The Confederate Railroad album was released in late April, 1992, following the first single, "She Took It Like A Man," up the charts. The band reached the Top 10 with its second single, the ballad "Jesus And Mama," which was followed by the uptempo "Queen Of Memphis," the ballad "When You Leave That Way (You Can Never Go Back)," the bawdy "Trashy Women," and "She Never Cried" onto the country hit parade.

The Railroad was clearly saluting its Southern heritage, although "Trashy Women" and "She Never Cried," for example, drew some criticism. A video for "Trashy Women," including a segment with the entire band in drag, became a much-requested item for Country Music Television (CMT) and other video outlets.

The politically correct crowd didn't seem to realize that "Trashy Women," like "She Took It Like A Man" (in which the jilted female responded with masculine aggressiveness) and "She Never Cried" ("when 'Old Yeller' died," the song continues), were done with tongue firmly planted in cheek.

The fans, however, did see the humor, and so did some of the band's peers, as they were awarded the Best Vocal Group award by the Academy of Country Music in 1993. Over the next couple of years, the band was also presented awards by the British Country Music Association, and its records and videos became popular in Ireland, France and Germany.

And, there were noteworthy fans at home, as Shirley recalled being told by the legendary George Jones that he sang "Jesus And Mama" very well.

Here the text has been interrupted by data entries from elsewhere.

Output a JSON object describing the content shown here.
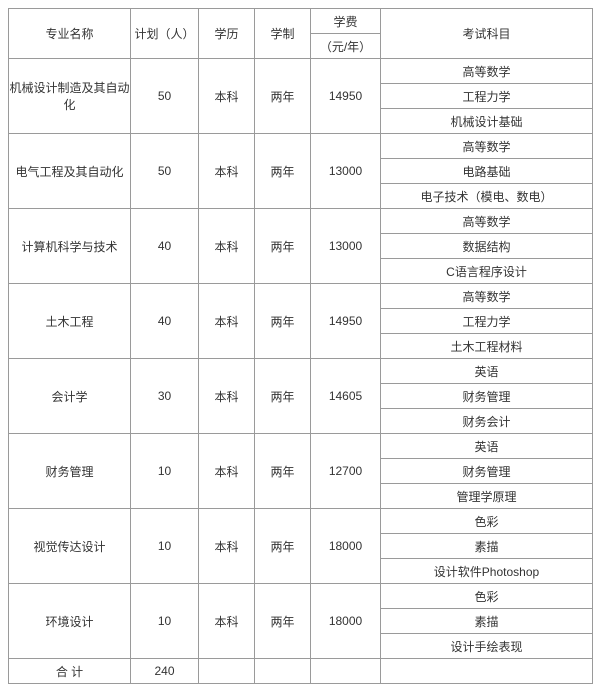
{
  "header": {
    "major": "专业名称",
    "plan": "计划（人）",
    "degree": "学历",
    "duration": "学制",
    "fee_top": "学费",
    "fee_bottom": "（元/年）",
    "subjects": "考试科目"
  },
  "rows": [
    {
      "major": "机械设计制造及其自动化",
      "plan": "50",
      "degree": "本科",
      "duration": "两年",
      "fee": "14950",
      "subjects": [
        "高等数学",
        "工程力学",
        "机械设计基础"
      ]
    },
    {
      "major": "电气工程及其自动化",
      "plan": "50",
      "degree": "本科",
      "duration": "两年",
      "fee": "13000",
      "subjects": [
        "高等数学",
        "电路基础",
        "电子技术（模电、数电）"
      ]
    },
    {
      "major": "计算机科学与技术",
      "plan": "40",
      "degree": "本科",
      "duration": "两年",
      "fee": "13000",
      "subjects": [
        "高等数学",
        "数据结构",
        "C语言程序设计"
      ]
    },
    {
      "major": "土木工程",
      "plan": "40",
      "degree": "本科",
      "duration": "两年",
      "fee": "14950",
      "subjects": [
        "高等数学",
        "工程力学",
        "土木工程材料"
      ]
    },
    {
      "major": "会计学",
      "plan": "30",
      "degree": "本科",
      "duration": "两年",
      "fee": "14605",
      "subjects": [
        "英语",
        "财务管理",
        "财务会计"
      ]
    },
    {
      "major": "财务管理",
      "plan": "10",
      "degree": "本科",
      "duration": "两年",
      "fee": "12700",
      "subjects": [
        "英语",
        "财务管理",
        "管理学原理"
      ]
    },
    {
      "major": "视觉传达设计",
      "plan": "10",
      "degree": "本科",
      "duration": "两年",
      "fee": "18000",
      "subjects": [
        "色彩",
        "素描",
        "设计软件Photoshop"
      ]
    },
    {
      "major": "环境设计",
      "plan": "10",
      "degree": "本科",
      "duration": "两年",
      "fee": "18000",
      "subjects": [
        "色彩",
        "素描",
        "设计手绘表现"
      ]
    }
  ],
  "total": {
    "label": "合 计",
    "plan": "240"
  }
}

That compliment, he recalled, was "like getting a blessing from the Pope."

The band's second album, Notorious, spawned additional hits upon its release in '94, most notably the ballad "Daddy Never Was The Cadillac Kind," and the raucous "Elvis And Andy," a tribute to "old Graceland and Mayberry R.F.D." A video for the latter song featured a giant pig as well as a "Barney Fife" lookalike, and became another staple of the video outlets.

(Courtesy Atlantic Records)

By 1995, guitarist Lamb left the band, and was replaced by Jimmy Dormire, and recording commenced on the When And Where album, also produced by Beckett. Songs such as the title tune, "Toss A Little Bone" (a plea to the government to assist the working man), and "Bill's Laundromat, Bar And Grill" became concert favorites.

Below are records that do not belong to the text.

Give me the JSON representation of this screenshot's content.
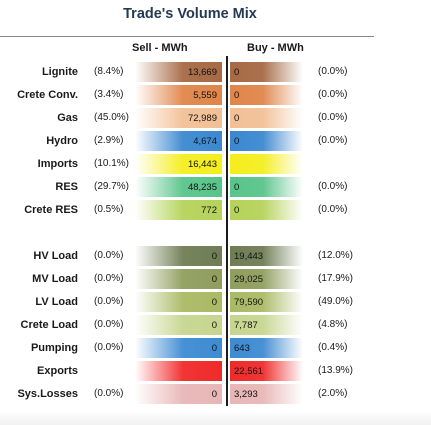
{
  "title": "Trade's Volume Mix",
  "headers": {
    "sell": "Sell - MWh",
    "buy": "Buy - MWh"
  },
  "chart_data": {
    "type": "table",
    "title": "Trade's Volume Mix",
    "columns": [
      "Sell - MWh",
      "Buy - MWh"
    ],
    "rows": [
      {
        "label": "Lignite",
        "sell_pct": "(8.4%)",
        "sell": "13,669",
        "buy": "0",
        "buy_pct": "(0.0%)",
        "sell_color": "#a66a45",
        "buy_color": "#a66a45"
      },
      {
        "label": "Crete Conv.",
        "sell_pct": "(3.4%)",
        "sell": "5,559",
        "buy": "0",
        "buy_pct": "(0.0%)",
        "sell_color": "#e0864a",
        "buy_color": "#e0864a"
      },
      {
        "label": "Gas",
        "sell_pct": "(45.0%)",
        "sell": "72,989",
        "buy": "0",
        "buy_pct": "(0.0%)",
        "sell_color": "#f2c096",
        "buy_color": "#f2c096"
      },
      {
        "label": "Hydro",
        "sell_pct": "(2.9%)",
        "sell": "4,674",
        "buy": "0",
        "buy_pct": "(0.0%)",
        "sell_color": "#3b88d0",
        "buy_color": "#3b88d0"
      },
      {
        "label": "Imports",
        "sell_pct": "(10.1%)",
        "sell": "16,443",
        "buy": "",
        "buy_pct": "",
        "sell_color": "#f4ee1e",
        "buy_color": "#f4ee1e"
      },
      {
        "label": "RES",
        "sell_pct": "(29.7%)",
        "sell": "48,235",
        "buy": "0",
        "buy_pct": "(0.0%)",
        "sell_color": "#58c48a",
        "buy_color": "#58c48a"
      },
      {
        "label": "Crete RES",
        "sell_pct": "(0.5%)",
        "sell": "772",
        "buy": "0",
        "buy_pct": "(0.0%)",
        "sell_color": "#b5d35a",
        "buy_color": "#b5d35a"
      },
      {
        "label": "HV Load",
        "sell_pct": "(0.0%)",
        "sell": "0",
        "buy": "19,443",
        "buy_pct": "(12.0%)",
        "sell_color": "#6f7d55",
        "buy_color": "#6f7d55"
      },
      {
        "label": "MV Load",
        "sell_pct": "(0.0%)",
        "sell": "0",
        "buy": "29,025",
        "buy_pct": "(17.9%)",
        "sell_color": "#8f9e5e",
        "buy_color": "#8f9e5e"
      },
      {
        "label": "LV Load",
        "sell_pct": "(0.0%)",
        "sell": "0",
        "buy": "79,590",
        "buy_pct": "(49.0%)",
        "sell_color": "#a9ba65",
        "buy_color": "#a9ba65"
      },
      {
        "label": "Crete Load",
        "sell_pct": "(0.0%)",
        "sell": "0",
        "buy": "7,787",
        "buy_pct": "(4.8%)",
        "sell_color": "#c6d68f",
        "buy_color": "#c6d68f"
      },
      {
        "label": "Pumping",
        "sell_pct": "(0.0%)",
        "sell": "0",
        "buy": "643",
        "buy_pct": "(0.4%)",
        "sell_color": "#3e8bd2",
        "buy_color": "#3e8bd2"
      },
      {
        "label": "Exports",
        "sell_pct": "",
        "sell": "",
        "buy": "22,561",
        "buy_pct": "(13.9%)",
        "sell_color": "#f02a2a",
        "buy_color": "#f02a2a"
      },
      {
        "label": "Sys.Losses",
        "sell_pct": "(0.0%)",
        "sell": "0",
        "buy": "3,293",
        "buy_pct": "(2.0%)",
        "sell_color": "#e8b6b6",
        "buy_color": "#e8b6b6"
      }
    ]
  }
}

Atlantic released a Greatest Hits package in June of '96, and the band took a two-year break from recording before emerging with Keep On Rockin', which was released in October of 1998.

This album, like its predecessors, displayed the three-part persona of the Railroad, with the uptempo title song, the politically incorrect "I Hate Rap" and the sensitive "A Bible And A Bus Ticket Home."

(Courtesy Atlantic Records)

Atlantic released a second compilation album, Rockin' Country Party Pack, in August of 2000, which included the hits, a a few selected album tracks, and a couple of "club remixes" of some of the popular Railroad tunes.

There was also a new song, "Tonight Is Mine," and a newly-recorded version of "Toss A Little Bone."

The Party Pack also marked the end of the band's association with Atlantic, which had apparently decided to close down its Nashville division.

(Courtesy Audium Records)

With one additional personnel change, Cody McCarver taking over on keyboards for the departed McDaniel, Confederate Railroad signed a new recording deal, this with Audium Records, in 2001. The album Unleashed followed, in late August of that year.

The latest collection features what Railroad fans have by now come to expect; a mixture of up-tempo songs, ballads and a finely-honed jab at political correctness.

The thumping "I'm Diggin' It" is an example of the uptempo, while "White Trash With Money" and "That 'R' Word" (a salute to flatulence, penned by Dennis Linde of "Goodbye Earl" and "Burnin' Love" fame) are songs which would draw more cringes from the PC group. The first single from the album, "That's What Brothers Do," along with "Wasted Time" and "Between The Rainbows And The Rain," are more fine ballads.

The band was also joined by David Allan Coe for "Still One Outlaw Left," and by George Jones for "Body Like A Temple."

Ten years after its first hit, Confederate Railroad chugs along, still playing some 150 concerts per year and waving its own musical Southern flag.